We Can Make a Different Path Forward
It is also something of a feedback loop, where the more one listens to peoples’ concerns at their door, the more a volunteer gets a sense of which parts of the platform are most relevant to different kinds of people and can bring that back to the campaign to better inform future canvassing and other forms of voter outreach. In that sense, it is an opportunity for democratic feedback from the public even before a candidate is elected.
While DSA did not invent canvassing, we are the organization that uses it most regularly and effectively to continue building power. A program of regular contact with voters through repeated canvassing, year after year, forces you to constantly be on the watch for how the political climate is shifting for the average person, and thus puts DSA, for whom a strong door-knocking operation is a core part of all their campaigns, in a better position to try and strategize ways to shape the constantly shifting common sense of politics to the benefit of the movement.
This is not a purely urban phenomenon, as evidenced by some of our victories in districts that include suburban and exurban areas, as well as smaller, more conservative cities. It is something that I believe can be scaled and adjusted to any district if the underlying conditions for a socialist candidacy are right.
Some on the Left who are outside of DSA criticize our prioritization of electoral politics, arguing that this is a strategy that lends itself to a moderation unsuited to the drastic need for change as we face down a degrading capitalism, buffeted by the climate crisis and buttressed by far-right political movements at home and abroad. On the contrary, it is a necessary and a profoundly radical experience to go to people who are not intimately familiar with left political theory, and to get the chance to speak with them about how the many-faced crisis of capitalism strains their own lives. It is also surprising and reassuring to realize, in the course of these conversations, how many people are already able to connect the dots — even if they do not put them in theoretical terms — between the United States’ violent foreign policy abroad and the abandonment of its working class at home.

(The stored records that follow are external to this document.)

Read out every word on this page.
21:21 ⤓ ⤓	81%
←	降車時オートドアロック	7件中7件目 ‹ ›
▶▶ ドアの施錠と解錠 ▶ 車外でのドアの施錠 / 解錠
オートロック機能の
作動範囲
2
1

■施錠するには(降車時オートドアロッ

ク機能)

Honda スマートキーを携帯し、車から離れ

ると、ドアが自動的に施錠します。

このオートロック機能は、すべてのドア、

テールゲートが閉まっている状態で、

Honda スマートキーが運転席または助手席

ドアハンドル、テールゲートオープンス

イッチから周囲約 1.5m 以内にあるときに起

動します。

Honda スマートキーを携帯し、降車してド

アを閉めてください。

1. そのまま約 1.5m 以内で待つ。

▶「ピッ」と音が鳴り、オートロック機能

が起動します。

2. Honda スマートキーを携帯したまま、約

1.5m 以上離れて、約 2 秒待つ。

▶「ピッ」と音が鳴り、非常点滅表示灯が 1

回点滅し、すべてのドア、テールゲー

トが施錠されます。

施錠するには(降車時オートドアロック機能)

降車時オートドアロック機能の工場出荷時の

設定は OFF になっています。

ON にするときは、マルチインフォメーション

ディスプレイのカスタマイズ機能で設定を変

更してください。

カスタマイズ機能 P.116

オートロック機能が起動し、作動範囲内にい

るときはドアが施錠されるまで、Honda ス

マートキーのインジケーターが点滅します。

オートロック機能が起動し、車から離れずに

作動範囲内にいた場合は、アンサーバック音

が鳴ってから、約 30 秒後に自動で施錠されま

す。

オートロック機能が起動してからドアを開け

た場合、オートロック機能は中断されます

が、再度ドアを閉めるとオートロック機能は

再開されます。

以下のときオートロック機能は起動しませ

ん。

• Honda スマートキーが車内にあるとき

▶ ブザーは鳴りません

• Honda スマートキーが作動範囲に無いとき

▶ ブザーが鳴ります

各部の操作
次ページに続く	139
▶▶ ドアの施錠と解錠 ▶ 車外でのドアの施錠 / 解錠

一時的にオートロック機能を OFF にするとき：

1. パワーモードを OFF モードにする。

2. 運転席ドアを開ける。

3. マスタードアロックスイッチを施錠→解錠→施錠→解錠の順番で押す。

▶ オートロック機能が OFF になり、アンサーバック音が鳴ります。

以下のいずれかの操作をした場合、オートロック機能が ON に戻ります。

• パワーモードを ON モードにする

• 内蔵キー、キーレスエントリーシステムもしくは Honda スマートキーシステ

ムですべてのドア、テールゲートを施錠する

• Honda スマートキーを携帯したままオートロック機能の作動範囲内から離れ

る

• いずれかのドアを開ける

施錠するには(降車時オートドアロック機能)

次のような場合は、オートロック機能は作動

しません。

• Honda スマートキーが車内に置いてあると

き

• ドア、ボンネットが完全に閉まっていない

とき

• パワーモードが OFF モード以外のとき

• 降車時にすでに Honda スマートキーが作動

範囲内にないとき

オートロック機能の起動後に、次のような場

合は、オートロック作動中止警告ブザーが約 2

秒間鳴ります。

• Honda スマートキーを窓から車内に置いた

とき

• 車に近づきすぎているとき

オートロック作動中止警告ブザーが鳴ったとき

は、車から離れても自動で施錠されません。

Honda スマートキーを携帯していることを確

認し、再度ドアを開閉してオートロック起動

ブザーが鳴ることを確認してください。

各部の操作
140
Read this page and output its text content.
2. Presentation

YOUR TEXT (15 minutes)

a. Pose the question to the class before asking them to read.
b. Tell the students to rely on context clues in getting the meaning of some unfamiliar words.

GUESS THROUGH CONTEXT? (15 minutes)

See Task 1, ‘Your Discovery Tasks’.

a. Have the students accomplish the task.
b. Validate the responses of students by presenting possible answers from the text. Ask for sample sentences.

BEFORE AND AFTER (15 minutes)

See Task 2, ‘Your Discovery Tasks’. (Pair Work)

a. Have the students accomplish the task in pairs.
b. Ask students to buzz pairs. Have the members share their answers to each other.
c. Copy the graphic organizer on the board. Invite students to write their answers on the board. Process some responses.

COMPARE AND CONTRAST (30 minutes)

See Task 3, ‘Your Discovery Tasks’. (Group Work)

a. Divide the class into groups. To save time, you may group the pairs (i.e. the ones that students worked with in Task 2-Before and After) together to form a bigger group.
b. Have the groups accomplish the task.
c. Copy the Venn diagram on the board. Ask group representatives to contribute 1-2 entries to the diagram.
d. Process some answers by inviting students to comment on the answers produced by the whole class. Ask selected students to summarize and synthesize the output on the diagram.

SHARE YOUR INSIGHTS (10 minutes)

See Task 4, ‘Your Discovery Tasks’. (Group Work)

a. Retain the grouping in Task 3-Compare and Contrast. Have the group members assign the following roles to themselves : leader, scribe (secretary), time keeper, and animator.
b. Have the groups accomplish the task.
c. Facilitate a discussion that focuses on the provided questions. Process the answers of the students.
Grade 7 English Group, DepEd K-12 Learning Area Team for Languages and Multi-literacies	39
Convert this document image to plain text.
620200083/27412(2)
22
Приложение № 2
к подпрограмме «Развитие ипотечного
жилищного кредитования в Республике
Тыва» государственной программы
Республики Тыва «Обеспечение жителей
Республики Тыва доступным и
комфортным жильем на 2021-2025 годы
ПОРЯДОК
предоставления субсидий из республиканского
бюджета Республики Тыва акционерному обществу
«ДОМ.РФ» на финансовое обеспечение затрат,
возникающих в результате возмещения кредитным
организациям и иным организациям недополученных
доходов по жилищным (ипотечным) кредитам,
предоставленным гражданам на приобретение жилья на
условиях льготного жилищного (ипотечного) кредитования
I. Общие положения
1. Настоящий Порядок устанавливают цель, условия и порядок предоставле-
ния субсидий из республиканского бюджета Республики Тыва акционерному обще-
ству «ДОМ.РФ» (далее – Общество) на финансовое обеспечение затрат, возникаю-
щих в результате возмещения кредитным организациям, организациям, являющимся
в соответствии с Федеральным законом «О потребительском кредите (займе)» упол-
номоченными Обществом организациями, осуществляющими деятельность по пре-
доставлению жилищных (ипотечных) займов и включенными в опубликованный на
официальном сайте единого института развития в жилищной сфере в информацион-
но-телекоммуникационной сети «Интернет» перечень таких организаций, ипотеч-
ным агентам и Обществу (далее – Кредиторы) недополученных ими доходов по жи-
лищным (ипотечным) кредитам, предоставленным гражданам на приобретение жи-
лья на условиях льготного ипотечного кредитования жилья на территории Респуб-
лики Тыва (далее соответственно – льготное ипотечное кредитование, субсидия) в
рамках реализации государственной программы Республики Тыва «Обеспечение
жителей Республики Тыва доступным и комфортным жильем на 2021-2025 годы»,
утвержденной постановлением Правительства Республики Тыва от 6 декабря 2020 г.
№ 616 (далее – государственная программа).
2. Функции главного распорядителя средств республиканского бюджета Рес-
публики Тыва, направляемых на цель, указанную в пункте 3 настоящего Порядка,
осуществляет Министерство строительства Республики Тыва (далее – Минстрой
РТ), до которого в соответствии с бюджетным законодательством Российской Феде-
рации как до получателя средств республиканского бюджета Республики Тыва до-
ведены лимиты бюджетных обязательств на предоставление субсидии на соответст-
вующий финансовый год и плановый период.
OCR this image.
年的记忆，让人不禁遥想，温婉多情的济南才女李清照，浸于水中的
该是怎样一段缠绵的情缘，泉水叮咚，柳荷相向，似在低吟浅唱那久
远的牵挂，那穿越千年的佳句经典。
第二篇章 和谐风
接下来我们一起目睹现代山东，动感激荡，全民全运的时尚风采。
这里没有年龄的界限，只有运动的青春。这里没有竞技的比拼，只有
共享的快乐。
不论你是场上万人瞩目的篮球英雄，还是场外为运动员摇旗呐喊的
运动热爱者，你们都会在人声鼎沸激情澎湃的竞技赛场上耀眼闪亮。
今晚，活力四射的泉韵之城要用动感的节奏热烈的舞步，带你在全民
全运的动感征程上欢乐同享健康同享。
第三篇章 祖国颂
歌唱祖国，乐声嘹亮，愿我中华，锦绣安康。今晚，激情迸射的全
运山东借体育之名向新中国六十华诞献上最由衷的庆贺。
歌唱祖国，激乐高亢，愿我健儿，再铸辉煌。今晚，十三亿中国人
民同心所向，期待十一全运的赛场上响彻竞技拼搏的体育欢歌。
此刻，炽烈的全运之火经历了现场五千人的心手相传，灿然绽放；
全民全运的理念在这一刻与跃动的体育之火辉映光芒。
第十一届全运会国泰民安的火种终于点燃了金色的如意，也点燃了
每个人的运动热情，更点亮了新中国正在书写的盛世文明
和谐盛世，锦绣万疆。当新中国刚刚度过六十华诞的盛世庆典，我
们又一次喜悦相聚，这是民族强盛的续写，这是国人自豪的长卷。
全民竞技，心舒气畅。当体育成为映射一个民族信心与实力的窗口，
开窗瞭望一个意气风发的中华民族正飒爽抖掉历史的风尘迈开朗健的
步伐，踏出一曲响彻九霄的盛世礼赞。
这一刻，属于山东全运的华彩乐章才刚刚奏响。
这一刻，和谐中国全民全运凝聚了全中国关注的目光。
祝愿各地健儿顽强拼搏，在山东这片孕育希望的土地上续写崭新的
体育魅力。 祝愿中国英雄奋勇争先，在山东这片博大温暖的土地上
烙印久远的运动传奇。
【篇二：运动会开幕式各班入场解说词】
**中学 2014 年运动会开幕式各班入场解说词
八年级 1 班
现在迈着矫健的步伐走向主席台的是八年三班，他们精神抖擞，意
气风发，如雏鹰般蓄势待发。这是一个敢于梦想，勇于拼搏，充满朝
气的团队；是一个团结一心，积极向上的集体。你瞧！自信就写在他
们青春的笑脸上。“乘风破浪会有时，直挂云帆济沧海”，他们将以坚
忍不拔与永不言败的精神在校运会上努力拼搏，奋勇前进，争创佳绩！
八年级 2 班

In doing so, we can sidestep the conventional wisdom that the political and media establishment have spoon-fed us for the better part of the past forty years. We are also at the personal level able to understand that we are not alone in our anxieties and fears over the direction the world is moving in; that many others, in fact a majority, feel the way we do, and that through collective action we can make a different path forward for ourselves.
That same political and media establishment, here localized in New York City, has spent every moment since June 2025 attacking the mayor and his supporters and voters as out-of-touch transplants who could never dream, first of winning a majority, then of running a city sure to reject them. Unlike our opponents, we made our case directly to the people and won them over door by door with a volunteer army. Along the way, we convinced thousands of those voters to join our movement for democratic socialism. Now they are in turn empowered further to take control of their own lives through collective action, whether they are out knocking doors themselves, organizing their workplaces or their buildings, and finding other ways to strengthen community through activism.
Both the Democratic establishment and the GOP continue to fear this kind of democratic engagement. But DSA will continue to put democratic dialogue with the working class at the core of its political strategy. We do so because we believe in democracy. That belief has worked out pretty well for us thus far.